Sophomore computer science major Abdul Munim Zahid likes that the class allows these experts to show that they’re very much human.
"We can all go to YouTube and watch a bunch of videos about innovators, but to get the personal feeling that we get in these classes, it helps you realize that these people are also very normal people just like us, they were once students, they all went through the same journey as us, and now they have accomplished so much, it makes you believe even more," Zahid said.
In addition to the class presentations, the students conduct out-of-class, one-on-one interviews with the institute faculty.
"I think it is an amazing opportunity, I definitely would not trade it for anything else," chemical engineering junior Rebecca Haskins said. "Because where else would you go to, every single week, meet with people that are so profound and have accomplished so much in their lives?"
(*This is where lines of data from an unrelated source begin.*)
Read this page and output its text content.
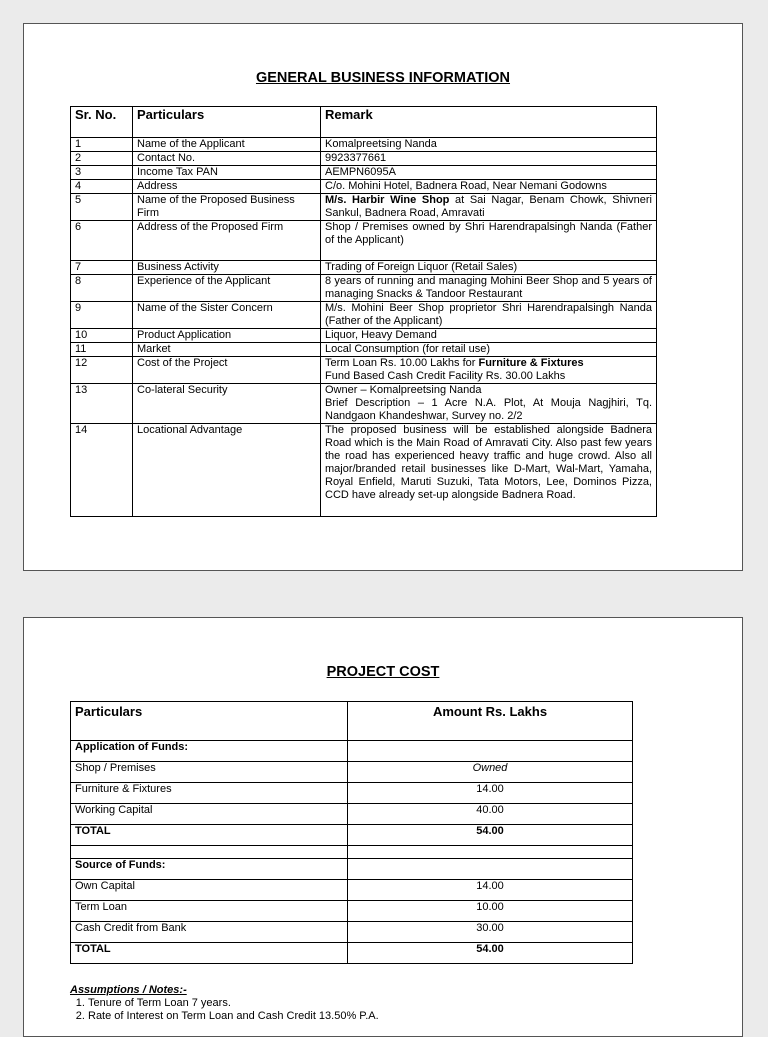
GENERAL BUSINESS INFORMATION
Sr. No.	Particulars	Remark
1	Name of the Applicant	Komalpreetsing Nanda
2	Contact No.	9923377661
3	Income Tax PAN	AEMPN6095A
4	Address	C/o. Mohini Hotel, Badnera Road, Near Nemani Godowns
5	Name of the Proposed Business Firm	M/s. Harbir Wine Shop at Sai Nagar, Benam Chowk, Shivneri Sankul, Badnera Road, Amravati
6	Address of the Proposed Firm	Shop / Premises owned by Shri Harendrapalsingh Nanda (Father of the Applicant)
7	Business Activity	Trading of Foreign Liquor (Retail Sales)
8	Experience of the Applicant	8 years of running and managing Mohini Beer Shop and 5 years of managing Snacks & Tandoor Restaurant
9	Name of the Sister Concern	M/s. Mohini Beer Shop proprietor Shri Harendrapalsingh Nanda (Father of the Applicant)
10	Product Application	Liquor, Heavy Demand
11	Market	Local Consumption (for retail use)
12	Cost of the Project	Term Loan Rs. 10.00 Lakhs for Furniture & Fixtures
Fund Based Cash Credit Facility Rs. 30.00 Lakhs
13	Co-lateral Security	Owner – Komalpreetsing Nanda
Brief Description – 1 Acre N.A. Plot, At Mouja Nagjhiri, Tq. Nandgaon Khandeshwar, Survey no. 2/2
14	Locational Advantage	The proposed business will be established alongside Badnera Road which is the Main Road of Amravati City. Also past few years the road has experienced heavy traffic and huge crowd. Also all major/branded retail businesses like D-Mart, Wal-Mart, Yamaha, Royal Enfield, Maruti Suzuki, Tata Motors, Lee, Dominos Pizza, CCD have already set-up alongside Badnera Road.
PROJECT COST
Particulars	Amount Rs. Lakhs
Application of Funds:	
Shop / Premises	Owned
Furniture & Fixtures	14.00
Working Capital	40.00
TOTAL	54.00

Source of Funds:	
Own Capital	14.00
Term Loan	10.00
Cash Credit from Bank	30.00
TOTAL	54.00
Assumptions / Notes:-
1. Tenure of Term Loan 7 years.
2. Rate of Interest on Term Loan and Cash Credit 13.50% P.A.
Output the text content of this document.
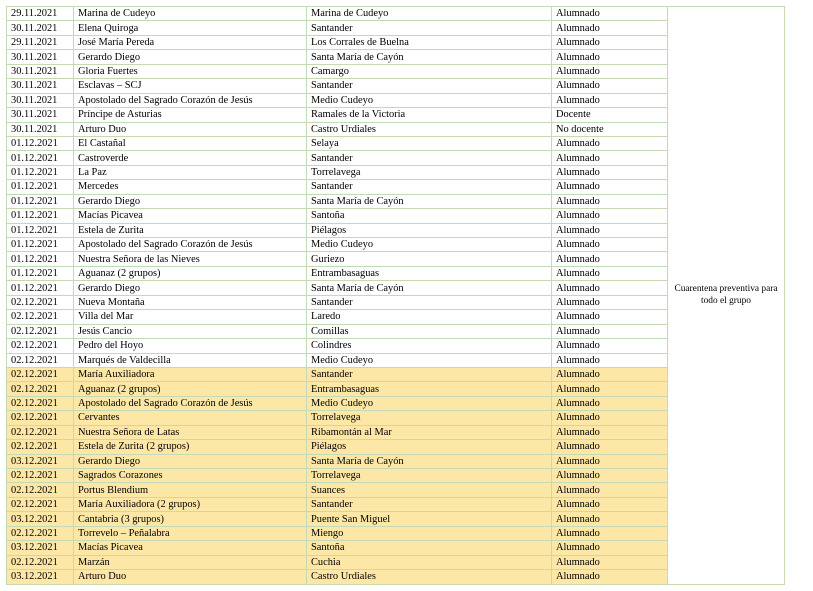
29.11.2021	Marina de Cudeyo	Marina de Cudeyo	Alumnado	Cuarentena preventiva para todo el grupo
30.11.2021	Elena Quiroga	Santander	Alumnado	
29.11.2021	José María Pereda	Los Corrales de Buelna	Alumnado	
30.11.2021	Gerardo Diego	Santa María de Cayón	Alumnado	
30.11.2021	Gloria Fuertes	Camargo	Alumnado	
30.11.2021	Esclavas – SCJ	Santander	Alumnado	
30.11.2021	Apostolado del Sagrado Corazón de Jesús	Medio Cudeyo	Alumnado	
30.11.2021	Príncipe de Asturias	Ramales de la Victoria	Docente	
30.11.2021	Arturo Duo	Castro Urdiales	No docente	
01.12.2021	El Castañal	Selaya	Alumnado	
01.12.2021	Castroverde	Santander	Alumnado	
01.12.2021	La Paz	Torrelavega	Alumnado	
01.12.2021	Mercedes	Santander	Alumnado	
01.12.2021	Gerardo Diego	Santa María de Cayón	Alumnado	
01.12.2021	Macías Picavea	Santoña	Alumnado	
01.12.2021	Estela de Zurita	Piélagos	Alumnado	
01.12.2021	Apostolado del Sagrado Corazón de Jesús	Medio Cudeyo	Alumnado	
01.12.2021	Nuestra Señora de las Nieves	Guriezo	Alumnado	
01.12.2021	Aguanaz (2 grupos)	Entrambasaguas	Alumnado	
01.12.2021	Gerardo Diego	Santa María de Cayón	Alumnado	
02.12.2021	Nueva Montaña	Santander	Alumnado	
02.12.2021	Villa del Mar	Laredo	Alumnado	
02.12.2021	Jesús Cancio	Comillas	Alumnado	
02.12.2021	Pedro del Hoyo	Colindres	Alumnado	
02.12.2021	Marqués de Valdecilla	Medio Cudeyo	Alumnado	
02.12.2021	María Auxiliadora	Santander	Alumnado	
02.12.2021	Aguanaz (2 grupos)	Entrambasaguas	Alumnado	
02.12.2021	Apostolado del Sagrado Corazón de Jesús	Medio Cudeyo	Alumnado	
02.12.2021	Cervantes	Torrelavega	Alumnado	
02.12.2021	Nuestra Señora de Latas	Ribamontán al Mar	Alumnado	
02.12.2021	Estela de Zurita (2 grupos)	Piélagos	Alumnado	
03.12.2021	Gerardo Diego	Santa María de Cayón	Alumnado	
02.12.2021	Sagrados Corazones	Torrelavega	Alumnado	
02.12.2021	Portus Blendium	Suances	Alumnado	
02.12.2021	María Auxiliadora (2 grupos)	Santander	Alumnado	
03.12.2021	Cantabria (3 grupos)	Puente San Miguel	Alumnado	
02.12.2021	Torrevelo – Peñalabra	Miengo	Alumnado	
03.12.2021	Macías Picavea	Santoña	Alumnado	
02.12.2021	Marzán	Cuchia	Alumnado	
03.12.2021	Arturo Duo	Castro Urdiales	Alumnado	
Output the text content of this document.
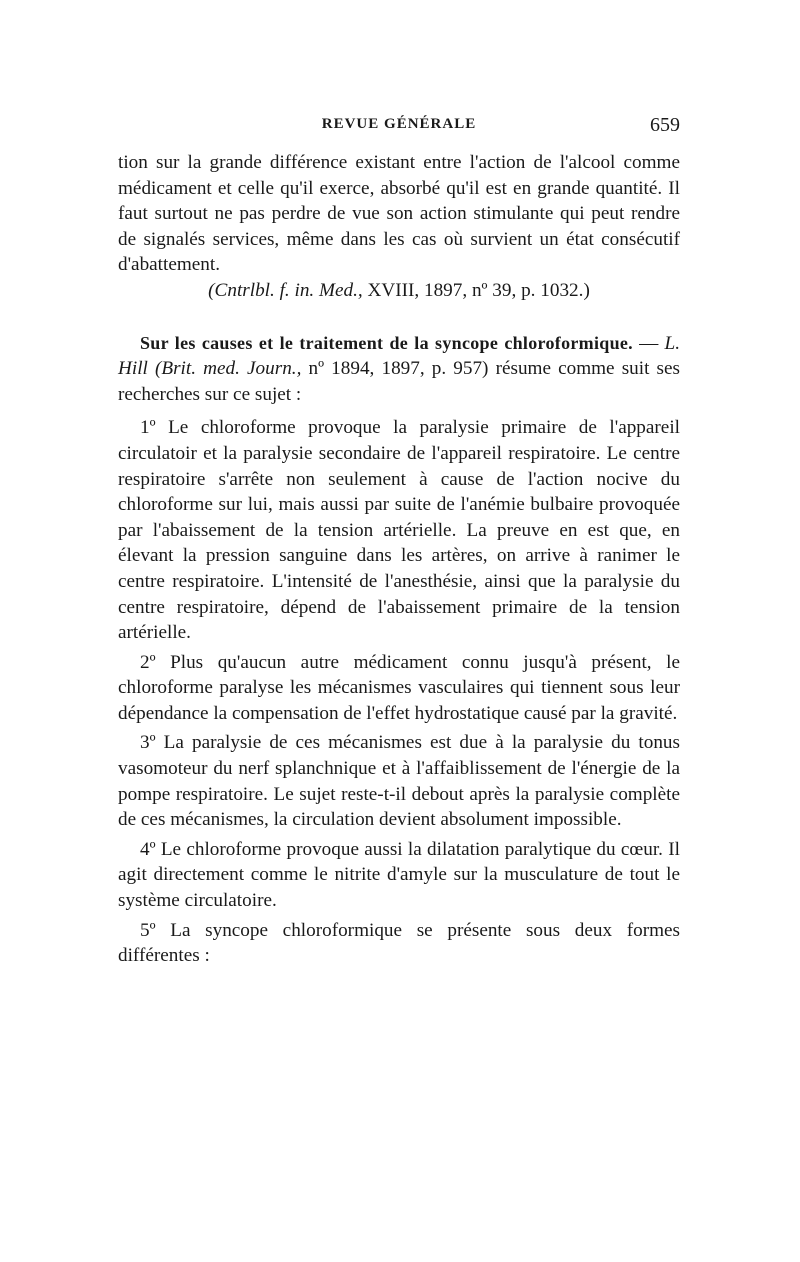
REVUE GÉNÉRALE	659

tion sur la grande différence existant entre l'action de l'alcool comme médicament et celle qu'il exerce, absorbé qu'il est en grande quantité. Il faut surtout ne pas perdre de vue son action stimulante qui peut rendre de signalés services, même dans les cas où survient un état consécutif d'abattement.

(Cntrlbl. f. in. Med., XVIII, 1897, nº 39, p. 1032.)

Sur les causes et le traitement de la syncope chloroformique. — L. Hill (Brit. med. Journ., nº 1894, 1897, p. 957) résume comme suit ses recherches sur ce sujet :

1º Le chloroforme provoque la paralysie primaire de l'appareil circulatoir et la paralysie secondaire de l'appareil respiratoire. Le centre respiratoire s'arrête non seulement à cause de l'action nocive du chloroforme sur lui, mais aussi par suite de l'anémie bulbaire provoquée par l'abaissement de la tension artérielle. La preuve en est que, en élevant la pression sanguine dans les artères, on arrive à ranimer le centre respiratoire. L'intensité de l'anesthésie, ainsi que la paralysie du centre respiratoire, dépend de l'abaissement primaire de la tension artérielle.

2º Plus qu'aucun autre médicament connu jusqu'à présent, le chloroforme paralyse les mécanismes vasculaires qui tiennent sous leur dépendance la compensation de l'effet hydrostatique causé par la gravité.

3º La paralysie de ces mécanismes est due à la paralysie du tonus vasomoteur du nerf splanchnique et à l'affaiblissement de l'énergie de la pompe respiratoire. Le sujet reste-t-il debout après la paralysie complète de ces mécanismes, la circulation devient absolument impossible.

4º Le chloroforme provoque aussi la dilatation paralytique du cœur. Il agit directement comme le nitrite d'amyle sur la musculature de tout le système circulatoire.

5º La syncope chloroformique se présente sous deux formes différentes :
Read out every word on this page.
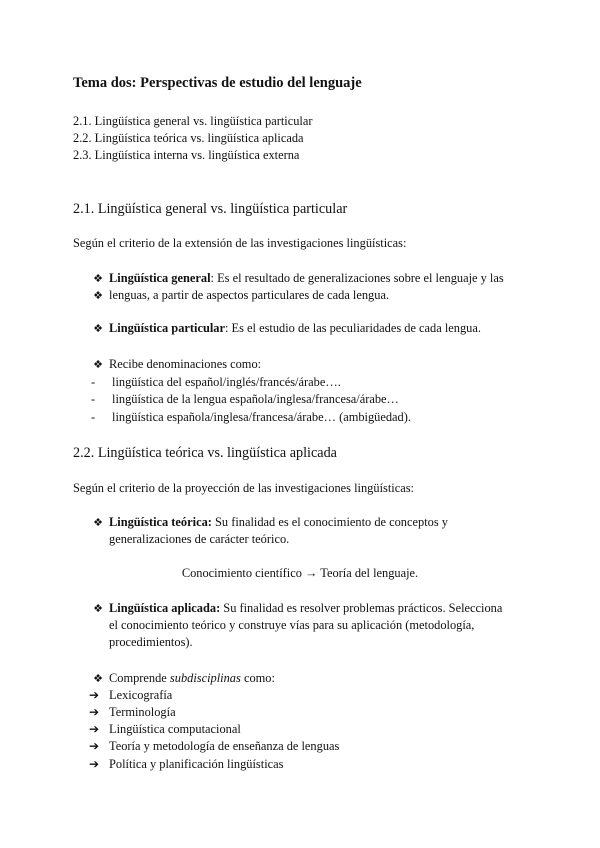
Tema dos: Perspectivas de estudio del lenguaje
2.1. Lingüística general vs. lingüística particular
2.2. Lingüística teórica vs. lingüística aplicada
2.3. Lingüística interna vs. lingüística externa
2.1. Lingüística general vs. lingüística particular
Según el criterio de la extensión de las investigaciones lingüísticas:
❖ Lingüística general: Es el resultado de generalizaciones sobre el lenguaje y las
❖ lenguas, a partir de aspectos particulares de cada lengua.
❖ Lingüística particular: Es el estudio de las peculiaridades de cada lengua.
❖ Recibe denominaciones como:
- lingüística del español/inglés/francés/árabe….
- lingüística de la lengua española/inglesa/francesa/árabe…
- lingüística española/inglesa/francesa/árabe… (ambigüedad).
2.2. Lingüística teórica vs. lingüística aplicada
Según el criterio de la proyección de las investigaciones lingüísticas:
❖ Lingüística teórica: Su finalidad es el conocimiento de conceptos y
generalizaciones de carácter teórico.
Conocimiento científico → Teoría del lenguaje.
❖ Lingüística aplicada: Su finalidad es resolver problemas prácticos. Selecciona
el conocimiento teórico y construye vías para su aplicación (metodología,
procedimientos).
❖ Comprende subdisciplinas como:
➔ Lexicografía
➔ Terminología
➔ Lingüística computacional
➔ Teoría y metodología de enseñanza de lenguas
➔ Política y planificación lingüísticas
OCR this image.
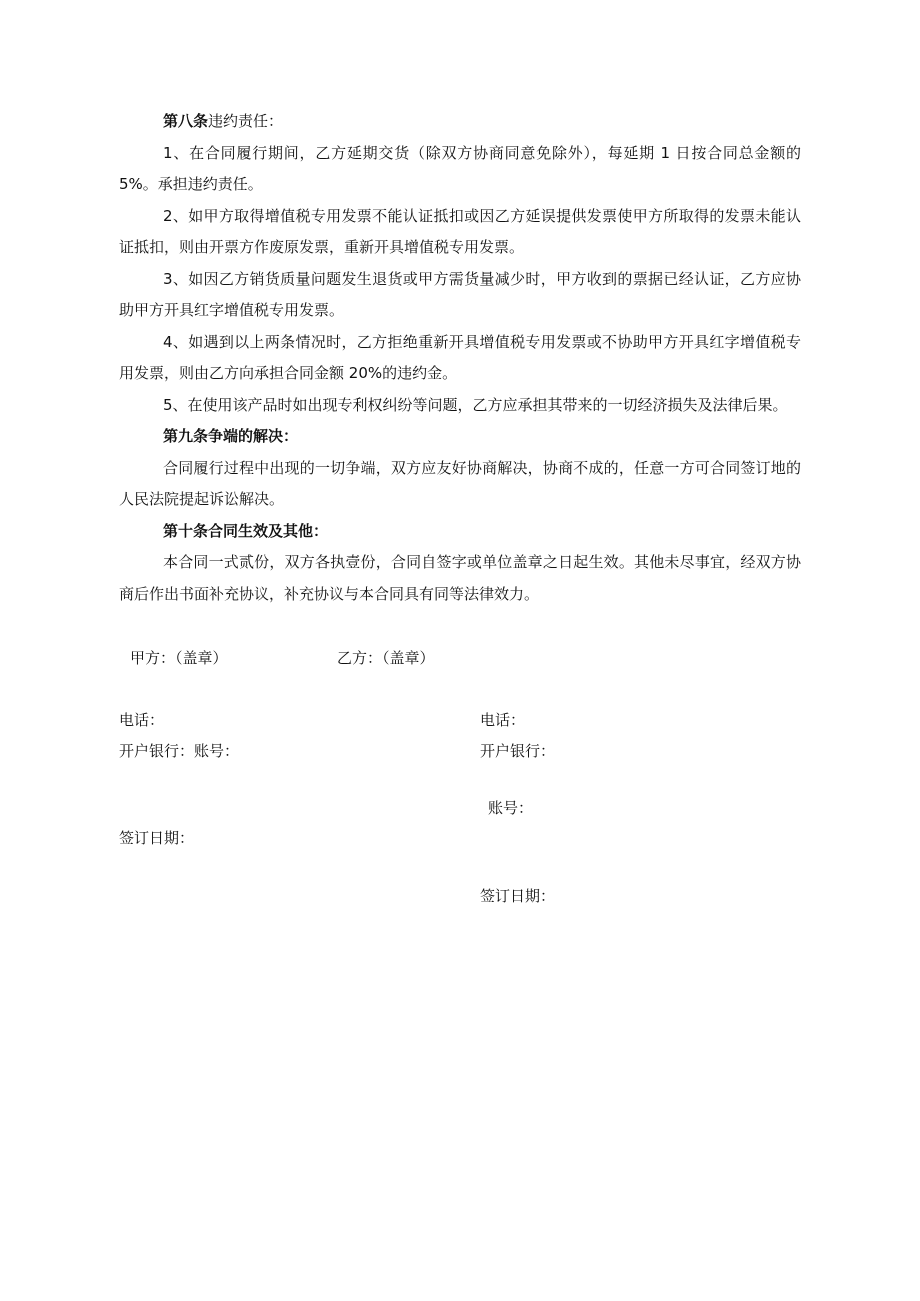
第八条违约责任：

1、在合同履行期间，乙方延期交货（除双方协商同意免除外），每延期 1 日按合同总金额的 5%。承担违约责任。

2、如甲方取得增值税专用发票不能认证抵扣或因乙方延误提供发票使甲方所取得的发票未能认证抵扣，则由开票方作废原发票，重新开具增值税专用发票。

3、如因乙方销货质量问题发生退货或甲方需货量减少时，甲方收到的票据已经认证，乙方应协助甲方开具红字增值税专用发票。

4、如遇到以上两条情况时，乙方拒绝重新开具增值税专用发票或不协助甲方开具红字增值税专用发票，则由乙方向承担合同金额 20%的违约金。

5、在使用该产品时如出现专利权纠纷等问题，乙方应承担其带来的一切经济损失及法律后果。

第九条争端的解决：

合同履行过程中出现的一切争端，双方应友好协商解决，协商不成的，任意一方可合同签订地的人民法院提起诉讼解决。

第十条合同生效及其他：

本合同一式贰份，双方各执壹份，合同自签字或单位盖章之日起生效。其他未尽事宜，经双方协商后作出书面补充协议，补充协议与本合同具有同等法律效力。

甲方：（盖章）	乙方：（盖章）
电话：
开户银行：账号：
签订日期：
电话：
开户银行：
账号：
签订日期：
Like many courses in the USF Honors College, students come from a variety of majors.
"When you go into a certain major, a lot of the times you’ll have a way of looking at issues that other majors may not have," Michael Gile, an environmental science and policy senior said. "So then when majors interact with each other, they share those perspectives."
But what makes the “Get Innovative” course unique is that a trio of professors from a variety of disciplines teach it.
Dr. Kimberly Macuare is an English instructor as well as the Institute’s manager. Dr. Michael Cross, who has a background in both business and physics, is interim director for USF’s Office for Undergraduate Research. And Dr. Sarah Kiefer is the program coordinator for educational psychology.
"It just brings a sense of richness to the class, right?" Kiefer said. "It’s just really challenging for one instructor to tackle all those perspectives, but then we’re also able to model best practices as well."
Macuare adds that both the institute and the class have the same message in mind – innovation comes when a problem needs a solution – no matter who it’s coming from.
"That’s something that we can teach across the disciplines and that’s something that the students realize, that it doesn’t matter if I’m an engineer, it doesn’t matter if I’m in English, that if we can come at the problem, focus on it, find different solutions, then we’re going to get innovative answers," she said.
There are plans for expansion, including sections for students across the university as well as discipline-specific and graduate level versions of the course.